2_To Generate Content Detection
The dataset utilized in this project is a subset of the "Explain Like I'm Five" ELI5 dataset, which originates from a popular Reddit forum where complex concepts are explained in simple terms. The full ELI5 dataset comprises over 270,000 question and answer pairs, with each pair containing a detailed explanation suitable for a layperson. The questions cover a broad range of topics, making the dataset a rich resource for training models that require a deep understanding of diverse subjects.

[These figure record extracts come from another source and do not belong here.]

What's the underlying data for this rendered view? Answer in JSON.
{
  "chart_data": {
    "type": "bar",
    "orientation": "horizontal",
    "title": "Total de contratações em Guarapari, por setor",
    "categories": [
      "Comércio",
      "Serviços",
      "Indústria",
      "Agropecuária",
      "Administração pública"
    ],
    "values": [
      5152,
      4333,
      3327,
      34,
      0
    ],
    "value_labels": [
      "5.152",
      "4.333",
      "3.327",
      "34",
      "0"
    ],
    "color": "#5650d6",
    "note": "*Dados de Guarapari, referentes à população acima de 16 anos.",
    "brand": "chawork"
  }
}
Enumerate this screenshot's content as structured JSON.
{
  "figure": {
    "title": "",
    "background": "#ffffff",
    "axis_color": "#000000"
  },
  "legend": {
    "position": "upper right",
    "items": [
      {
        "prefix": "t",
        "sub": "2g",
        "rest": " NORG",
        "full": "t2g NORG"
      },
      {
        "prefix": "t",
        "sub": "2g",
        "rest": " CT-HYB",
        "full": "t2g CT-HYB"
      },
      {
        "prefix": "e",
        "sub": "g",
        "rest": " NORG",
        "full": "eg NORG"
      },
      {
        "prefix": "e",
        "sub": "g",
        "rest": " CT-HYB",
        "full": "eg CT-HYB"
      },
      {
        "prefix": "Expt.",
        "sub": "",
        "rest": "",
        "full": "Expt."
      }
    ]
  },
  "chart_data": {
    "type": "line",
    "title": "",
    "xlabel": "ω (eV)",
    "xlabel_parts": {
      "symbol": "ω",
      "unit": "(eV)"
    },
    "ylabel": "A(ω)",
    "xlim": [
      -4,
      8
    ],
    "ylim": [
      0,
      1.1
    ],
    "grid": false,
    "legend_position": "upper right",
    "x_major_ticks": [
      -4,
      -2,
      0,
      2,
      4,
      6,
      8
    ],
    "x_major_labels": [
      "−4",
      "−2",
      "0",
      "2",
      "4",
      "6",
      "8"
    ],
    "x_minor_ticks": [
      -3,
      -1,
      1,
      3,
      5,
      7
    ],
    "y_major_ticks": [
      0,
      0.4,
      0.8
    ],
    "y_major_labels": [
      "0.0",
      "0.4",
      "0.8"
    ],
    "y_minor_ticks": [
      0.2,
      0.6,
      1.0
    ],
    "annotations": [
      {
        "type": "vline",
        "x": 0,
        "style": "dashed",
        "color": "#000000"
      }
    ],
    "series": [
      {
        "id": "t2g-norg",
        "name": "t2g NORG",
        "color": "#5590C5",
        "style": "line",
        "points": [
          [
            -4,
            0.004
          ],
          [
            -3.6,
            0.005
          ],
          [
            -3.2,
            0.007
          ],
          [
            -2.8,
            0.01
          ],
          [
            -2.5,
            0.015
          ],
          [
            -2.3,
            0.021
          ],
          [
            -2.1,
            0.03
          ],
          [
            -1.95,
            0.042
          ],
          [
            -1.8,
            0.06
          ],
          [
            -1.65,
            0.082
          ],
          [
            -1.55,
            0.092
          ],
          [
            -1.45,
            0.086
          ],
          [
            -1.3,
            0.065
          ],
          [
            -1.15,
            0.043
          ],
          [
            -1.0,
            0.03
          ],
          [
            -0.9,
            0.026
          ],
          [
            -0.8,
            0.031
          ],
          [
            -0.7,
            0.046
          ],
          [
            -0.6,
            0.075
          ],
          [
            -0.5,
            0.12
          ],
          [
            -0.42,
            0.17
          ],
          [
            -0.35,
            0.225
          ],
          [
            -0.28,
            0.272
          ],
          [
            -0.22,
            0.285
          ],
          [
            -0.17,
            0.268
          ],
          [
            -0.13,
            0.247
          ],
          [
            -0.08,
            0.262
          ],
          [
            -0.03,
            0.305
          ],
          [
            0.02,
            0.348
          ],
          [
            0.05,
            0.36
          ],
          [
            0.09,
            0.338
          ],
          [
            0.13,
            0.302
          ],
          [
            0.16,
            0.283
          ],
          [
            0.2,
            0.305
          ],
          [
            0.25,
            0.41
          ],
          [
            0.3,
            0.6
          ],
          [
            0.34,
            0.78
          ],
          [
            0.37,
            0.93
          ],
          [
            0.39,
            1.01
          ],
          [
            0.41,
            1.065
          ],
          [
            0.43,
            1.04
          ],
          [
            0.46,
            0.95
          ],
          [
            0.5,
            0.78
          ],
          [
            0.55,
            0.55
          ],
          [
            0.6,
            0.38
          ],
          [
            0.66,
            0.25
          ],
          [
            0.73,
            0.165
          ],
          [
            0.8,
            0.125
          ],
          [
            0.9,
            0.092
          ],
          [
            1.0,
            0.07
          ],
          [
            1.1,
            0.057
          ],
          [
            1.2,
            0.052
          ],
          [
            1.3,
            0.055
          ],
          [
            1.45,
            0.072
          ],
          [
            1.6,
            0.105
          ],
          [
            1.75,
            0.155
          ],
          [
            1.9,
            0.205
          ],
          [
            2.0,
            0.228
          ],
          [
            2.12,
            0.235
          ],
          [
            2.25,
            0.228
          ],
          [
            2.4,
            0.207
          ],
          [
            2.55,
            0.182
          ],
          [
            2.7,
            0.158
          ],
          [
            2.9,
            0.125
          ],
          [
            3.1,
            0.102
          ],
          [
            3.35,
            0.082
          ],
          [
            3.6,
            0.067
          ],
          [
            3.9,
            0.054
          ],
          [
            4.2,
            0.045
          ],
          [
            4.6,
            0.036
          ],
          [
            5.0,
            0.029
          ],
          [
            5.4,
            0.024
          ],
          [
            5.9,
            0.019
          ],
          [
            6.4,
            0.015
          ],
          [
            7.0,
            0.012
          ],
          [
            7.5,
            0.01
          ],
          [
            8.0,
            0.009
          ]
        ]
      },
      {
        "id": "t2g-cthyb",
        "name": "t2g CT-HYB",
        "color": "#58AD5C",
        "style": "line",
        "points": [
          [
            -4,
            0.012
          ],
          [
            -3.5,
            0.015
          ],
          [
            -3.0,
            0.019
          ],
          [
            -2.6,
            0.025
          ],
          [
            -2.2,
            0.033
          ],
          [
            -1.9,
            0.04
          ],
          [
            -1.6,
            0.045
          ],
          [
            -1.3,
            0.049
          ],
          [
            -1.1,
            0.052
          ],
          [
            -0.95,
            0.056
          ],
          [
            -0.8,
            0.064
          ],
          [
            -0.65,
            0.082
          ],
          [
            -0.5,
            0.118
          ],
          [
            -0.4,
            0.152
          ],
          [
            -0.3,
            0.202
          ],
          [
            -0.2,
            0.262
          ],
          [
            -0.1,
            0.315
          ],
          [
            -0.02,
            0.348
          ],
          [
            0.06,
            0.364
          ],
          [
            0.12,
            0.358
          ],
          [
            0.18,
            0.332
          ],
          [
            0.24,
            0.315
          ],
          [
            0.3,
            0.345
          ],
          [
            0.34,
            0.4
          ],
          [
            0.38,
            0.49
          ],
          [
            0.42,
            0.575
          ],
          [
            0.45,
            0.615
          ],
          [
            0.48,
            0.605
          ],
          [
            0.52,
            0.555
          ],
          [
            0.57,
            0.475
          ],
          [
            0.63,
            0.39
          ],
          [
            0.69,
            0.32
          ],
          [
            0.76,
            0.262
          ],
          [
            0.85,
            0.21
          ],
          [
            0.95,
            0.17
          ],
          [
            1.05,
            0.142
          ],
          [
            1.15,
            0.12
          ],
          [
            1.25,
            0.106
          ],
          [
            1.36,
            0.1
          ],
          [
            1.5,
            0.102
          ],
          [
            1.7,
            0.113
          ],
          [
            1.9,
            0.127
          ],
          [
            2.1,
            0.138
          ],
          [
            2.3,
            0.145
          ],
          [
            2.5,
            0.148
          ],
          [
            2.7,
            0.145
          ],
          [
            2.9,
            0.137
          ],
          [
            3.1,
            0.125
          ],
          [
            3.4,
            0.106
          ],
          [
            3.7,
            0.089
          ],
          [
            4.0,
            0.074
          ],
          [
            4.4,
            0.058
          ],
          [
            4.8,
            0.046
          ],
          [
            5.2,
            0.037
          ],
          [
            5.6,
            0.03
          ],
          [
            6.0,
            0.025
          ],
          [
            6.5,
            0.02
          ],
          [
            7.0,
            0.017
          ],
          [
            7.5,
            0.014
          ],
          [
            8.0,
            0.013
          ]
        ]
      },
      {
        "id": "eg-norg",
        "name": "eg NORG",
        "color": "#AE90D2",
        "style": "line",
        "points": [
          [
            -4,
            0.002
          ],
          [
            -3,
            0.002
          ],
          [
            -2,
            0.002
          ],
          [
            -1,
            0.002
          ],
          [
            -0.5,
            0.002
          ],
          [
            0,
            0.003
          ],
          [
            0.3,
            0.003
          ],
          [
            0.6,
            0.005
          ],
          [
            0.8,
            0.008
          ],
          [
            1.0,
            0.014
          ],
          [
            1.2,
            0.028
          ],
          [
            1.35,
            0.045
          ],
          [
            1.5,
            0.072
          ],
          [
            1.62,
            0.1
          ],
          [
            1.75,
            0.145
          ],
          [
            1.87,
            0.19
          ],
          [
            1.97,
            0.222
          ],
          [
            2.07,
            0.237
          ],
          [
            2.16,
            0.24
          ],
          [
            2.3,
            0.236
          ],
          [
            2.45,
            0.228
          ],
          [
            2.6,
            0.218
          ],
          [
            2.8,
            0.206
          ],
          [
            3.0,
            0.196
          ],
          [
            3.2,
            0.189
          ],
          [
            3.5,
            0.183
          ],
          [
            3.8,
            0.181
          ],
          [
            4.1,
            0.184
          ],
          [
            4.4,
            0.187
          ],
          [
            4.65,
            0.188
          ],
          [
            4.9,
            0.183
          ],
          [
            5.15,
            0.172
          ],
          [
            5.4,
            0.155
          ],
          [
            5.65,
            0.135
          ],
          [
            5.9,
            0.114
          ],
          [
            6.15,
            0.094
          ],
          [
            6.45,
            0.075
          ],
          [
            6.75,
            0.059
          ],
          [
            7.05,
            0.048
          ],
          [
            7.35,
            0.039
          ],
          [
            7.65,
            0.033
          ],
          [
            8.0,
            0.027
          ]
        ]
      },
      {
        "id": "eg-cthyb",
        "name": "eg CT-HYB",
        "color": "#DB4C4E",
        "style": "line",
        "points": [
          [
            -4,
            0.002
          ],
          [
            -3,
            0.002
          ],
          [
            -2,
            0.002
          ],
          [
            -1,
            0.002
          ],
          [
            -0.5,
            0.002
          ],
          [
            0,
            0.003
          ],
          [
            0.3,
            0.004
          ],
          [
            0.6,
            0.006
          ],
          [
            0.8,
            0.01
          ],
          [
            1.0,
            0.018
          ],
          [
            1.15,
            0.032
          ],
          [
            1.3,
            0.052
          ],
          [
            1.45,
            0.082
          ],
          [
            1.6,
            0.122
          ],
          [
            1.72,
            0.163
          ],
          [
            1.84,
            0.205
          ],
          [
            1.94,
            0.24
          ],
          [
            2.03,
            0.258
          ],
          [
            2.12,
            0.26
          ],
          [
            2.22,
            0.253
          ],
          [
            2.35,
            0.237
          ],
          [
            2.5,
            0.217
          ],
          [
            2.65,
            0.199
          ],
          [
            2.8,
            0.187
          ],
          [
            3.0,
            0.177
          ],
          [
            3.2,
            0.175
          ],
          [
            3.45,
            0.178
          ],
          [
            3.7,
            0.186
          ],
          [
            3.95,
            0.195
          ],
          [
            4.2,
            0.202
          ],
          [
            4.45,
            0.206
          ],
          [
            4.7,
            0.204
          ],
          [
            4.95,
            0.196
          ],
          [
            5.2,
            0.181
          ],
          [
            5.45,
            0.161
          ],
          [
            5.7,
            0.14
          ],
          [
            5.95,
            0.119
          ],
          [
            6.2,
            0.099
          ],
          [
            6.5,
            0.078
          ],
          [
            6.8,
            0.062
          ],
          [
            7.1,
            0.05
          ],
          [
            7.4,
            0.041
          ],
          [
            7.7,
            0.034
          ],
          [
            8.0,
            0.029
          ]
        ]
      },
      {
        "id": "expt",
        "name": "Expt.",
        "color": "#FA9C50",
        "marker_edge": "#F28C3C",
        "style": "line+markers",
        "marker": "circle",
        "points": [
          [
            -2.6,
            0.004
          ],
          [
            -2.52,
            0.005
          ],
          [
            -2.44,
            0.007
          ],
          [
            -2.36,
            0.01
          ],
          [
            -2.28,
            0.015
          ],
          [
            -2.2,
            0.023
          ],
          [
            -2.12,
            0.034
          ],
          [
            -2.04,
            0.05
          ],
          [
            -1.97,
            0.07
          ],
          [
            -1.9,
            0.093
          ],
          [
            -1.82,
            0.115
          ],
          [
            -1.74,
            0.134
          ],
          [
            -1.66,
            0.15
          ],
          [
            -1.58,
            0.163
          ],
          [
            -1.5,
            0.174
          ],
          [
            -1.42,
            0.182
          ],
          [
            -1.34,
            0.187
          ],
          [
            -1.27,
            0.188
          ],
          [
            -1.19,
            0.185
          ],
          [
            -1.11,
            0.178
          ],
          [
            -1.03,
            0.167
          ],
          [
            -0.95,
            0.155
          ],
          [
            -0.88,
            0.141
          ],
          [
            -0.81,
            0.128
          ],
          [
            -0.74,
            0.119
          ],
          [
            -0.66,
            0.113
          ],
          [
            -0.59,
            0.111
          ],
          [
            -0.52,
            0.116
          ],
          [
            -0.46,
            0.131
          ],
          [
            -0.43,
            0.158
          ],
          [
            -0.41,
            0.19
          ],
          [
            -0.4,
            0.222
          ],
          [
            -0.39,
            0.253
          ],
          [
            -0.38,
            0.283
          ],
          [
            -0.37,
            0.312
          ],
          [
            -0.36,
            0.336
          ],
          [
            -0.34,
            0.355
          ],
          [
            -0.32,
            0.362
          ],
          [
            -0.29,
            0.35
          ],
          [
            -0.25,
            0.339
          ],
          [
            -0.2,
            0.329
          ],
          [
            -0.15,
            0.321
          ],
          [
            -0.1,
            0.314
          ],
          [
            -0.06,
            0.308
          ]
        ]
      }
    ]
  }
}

DatasetDict({ train: Dataset({ features: ['q_id', 'title', 'selftext', 'category', 'subreddit', 'answers', 'title_urls', 'selftext_urls'], num_rows: 91772 }) validation1: Dataset({ features: ['q_id', 'title', 'selftext', 'category', 'subreddit', 'answers', 'title_urls', 'selftext_urls'], num_rows: 5446 }) validation2: Dataset({ features: ['q_id', 'title', 'selftext', 'category', 'subreddit', 'answers', 'title_urls', 'selftext_urls'], num_rows: 2375 }) test: Dataset({ features: ['q_id', 'title', 'selftext', 'category', 'subreddit', 'answers', 'title_urls', 'selftext_urls'], num_rows: 5411 }) })
You can run each jupyter file using colab or Kaggle. N.B . The fine-tuned models in each file have been linked using our dirves.